Interlaminar Bond Strength of Thermoset Composites
Delamination is one of the major areas of failure for laminated composite materials and ‘Interlaminar stresses’ are the source of this failure. These ‘stresses’ can be caused by a number of factors including (but not limited to): internal voids / volatiles that are not properly removed during the laminating process, improper curing of resin, and the environmental conditions in its final application. Understanding the bond between laminations and amongst the resin molecules of thermosetting materials is essential in understanding how these composites are tested, and what applications are best for each.
Perhaps the largest factor(s) when looking at bond strength characteristics of composites are the base material and the resin system that it is laminated with. As you can see in the table of Lamitex® grade composites, the interlaminar bond strength differs among each Lamitex grade by material/resin composition. This is important in determining the correct material for your application. For instance; Lamitex grade G7 is a phenomenal thermal insulator with a temperature index of (220 °C), however, it will not be the best material for an application where it will be exposed to extreme tensile stresses pulling the material apart.
The ASTM D229 test method is one of the most common specifications called for to determine the bond strength of a composite sheet material.
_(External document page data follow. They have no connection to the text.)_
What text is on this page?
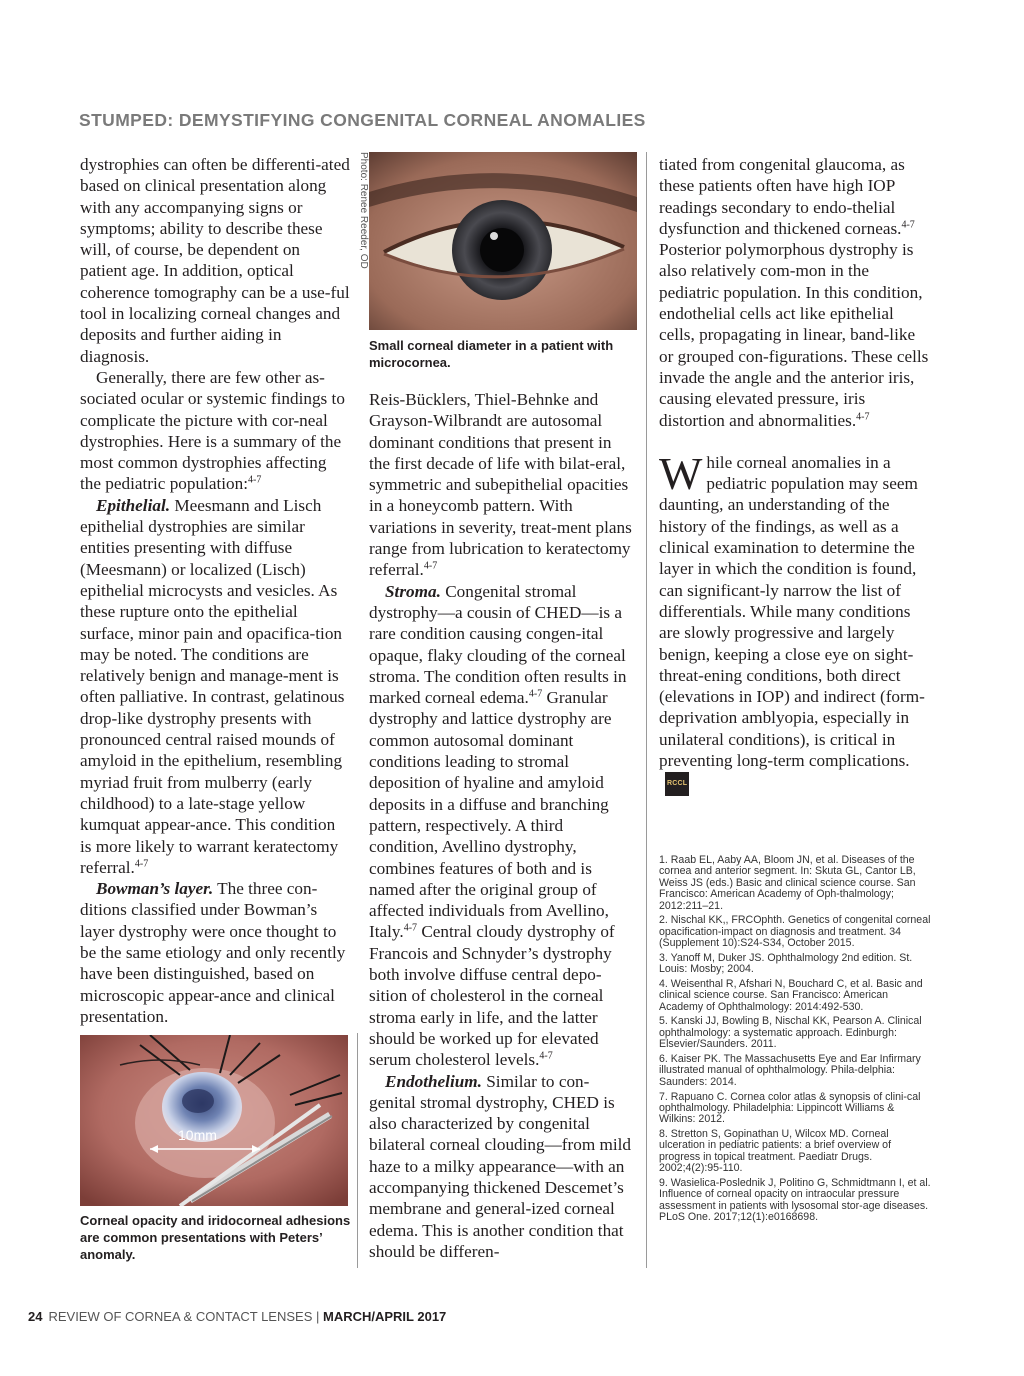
STUMPED: DEMYSTIFYING CONGENITAL CORNEAL ANOMALIES

dystrophies can often be differenti-ated based on clinical presentation along with any accompanying signs or symptoms; ability to describe these will, of course, be dependent on patient age. In addition, optical coherence tomography can be a use-ful tool in localizing corneal changes and deposits and further aiding in diagnosis.

Generally, there are few other as-sociated ocular or systemic findings to complicate the picture with cor-neal dystrophies. Here is a summary of the most common dystrophies affecting the pediatric population:$^{4-7}$

Epithelial. Meesmann and Lisch epithelial dystrophies are similar entities presenting with diffuse (Meesmann) or localized (Lisch) epithelial microcysts and vesicles. As these rupture onto the epithelial surface, minor pain and opacifica-tion may be noted. The conditions are relatively benign and manage-ment is often palliative. In contrast, gelatinous drop-like dystrophy presents with pronounced central raised mounds of amyloid in the epithelium, resembling myriad fruit from mulberry (early childhood) to a late-stage yellow kumquat appear-ance. This condition is more likely to warrant keratectomy referral.$^{4-7}$

Bowman’s layer. The three con-ditions classified under Bowman’s layer dystrophy were once thought to be the same etiology and only recently have been distinguished, based on microscopic appear-ance and clinical presentation.

10mm
Corneal opacity and iridocorneal adhesions are common presentations with Peters’ anomaly.
Photo: Renee Reeder, OD
Small corneal diameter in a patient with microcornea.

Reis-Bücklers, Thiel-Behnke and Grayson-Wilbrandt are autosomal dominant conditions that present in the first decade of life with bilat-eral, symmetric and subepithelial opacities in a honeycomb pattern. With variations in severity, treat-ment plans range from lubrication to keratectomy referral.$^{4-7}$

Stroma. Congenital stromal dystrophy—a cousin of CHED—is a rare condition causing congen-ital opaque, flaky clouding of the corneal stroma. The condition often results in marked corneal edema.$^{4-7}$ Granular dystrophy and lattice dystrophy are common autosomal dominant conditions leading to stromal deposition of hyaline and amyloid deposits in a diffuse and branching pattern, respectively. A third condition, Avellino dystrophy, combines features of both and is named after the original group of affected individuals from Avellino, Italy.$^{4-7}$ Central cloudy dystrophy of Francois and Schnyder’s dystrophy both involve diffuse central depo-sition of cholesterol in the corneal stroma early in life, and the latter should be worked up for elevated serum cholesterol levels.$^{4-7}$

Endothelium. Similar to con-genital stromal dystrophy, CHED is also characterized by congenital bilateral corneal clouding—from mild haze to a milky appearance—with an accompanying thickened Descemet’s membrane and general-ized corneal edema. This is another condition that should be differen-

tiated from congenital glaucoma, as these patients often have high IOP readings secondary to endo-thelial dysfunction and thickened corneas.$^{4-7}$ Posterior polymorphous dystrophy is also relatively com-mon in the pediatric population. In this condition, endothelial cells act like epithelial cells, propagating in linear, band-like or grouped con-figurations. These cells invade the angle and the anterior iris, causing elevated pressure, iris distortion and abnormalities.$^{4-7}$

While corneal anomalies in a pediatric population may seem daunting, an understanding of the history of the findings, as well as a clinical examination to determine the layer in which the condition is found, can significant-ly narrow the list of differentials. While many conditions are slowly progressive and largely benign, keeping a close eye on sight-threat-ening conditions, both direct (elevations in IOP) and indirect (form-deprivation amblyopia, especially in unilateral conditions), is critical in preventing long-term complications.RCCL

1. Raab EL, Aaby AA, Bloom JN, et al. Diseases of the cornea and anterior segment. In: Skuta GL, Cantor LB, Weiss JS (eds.) Basic and clinical science course. San Francisco: American Academy of Oph-thalmology; 2012:211–21.
2. Nischal KK,, FRCOphth. Genetics of congenital corneal opacification-impact on diagnosis and treatment. 34 (Supplement 10):S24-S34, October 2015.
3. Yanoff M, Duker JS. Ophthalmology 2nd edition. St. Louis: Mosby; 2004.
4. Weisenthal R, Afshari N, Bouchard C, et al. Basic and clinical science course. San Francisco: American Academy of Ophthalmology: 2014:492-530.
5. Kanski JJ, Bowling B, Nischal KK, Pearson A. Clinical ophthalmology: a systematic approach. Edinburgh: Elsevier/Saunders. 2011.
6. Kaiser PK. The Massachusetts Eye and Ear Infirmary illustrated manual of ophthalmology. Phila-delphia: Saunders: 2014.
7. Rapuano C. Cornea color atlas & synopsis of clini-cal ophthalmology. Philadelphia: Lippincott Williams & Wilkins: 2012.
8. Stretton S, Gopinathan U, Wilcox MD. Corneal ulceration in pediatric patients: a brief overview of progress in topical treatment. Paediatr Drugs. 2002;4(2):95-110.
9. Wasielica-Poslednik J, Politino G, Schmidtmann I, et al. Influence of corneal opacity on intraocular pressure assessment in patients with lysosomal stor-age diseases. PLoS One. 2017;12(1):e0168698.
24 REVIEW OF CORNEA & CONTACT LENSES | MARCH/APRIL 2017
This test defines bonding strength as:
“18.104.22.168 bonding strength, n—the force required to split a prescribed specimen under the test conditions specified herein.”
The results show the weight(in pounds or kilograms) necessary to split the sample. One factor to keep in mind is that the results are dependent on the sample thickness, so only samples of the same thickness should be compared. In this instance, ASTM D229 specifies that the sample tested is 0.500”.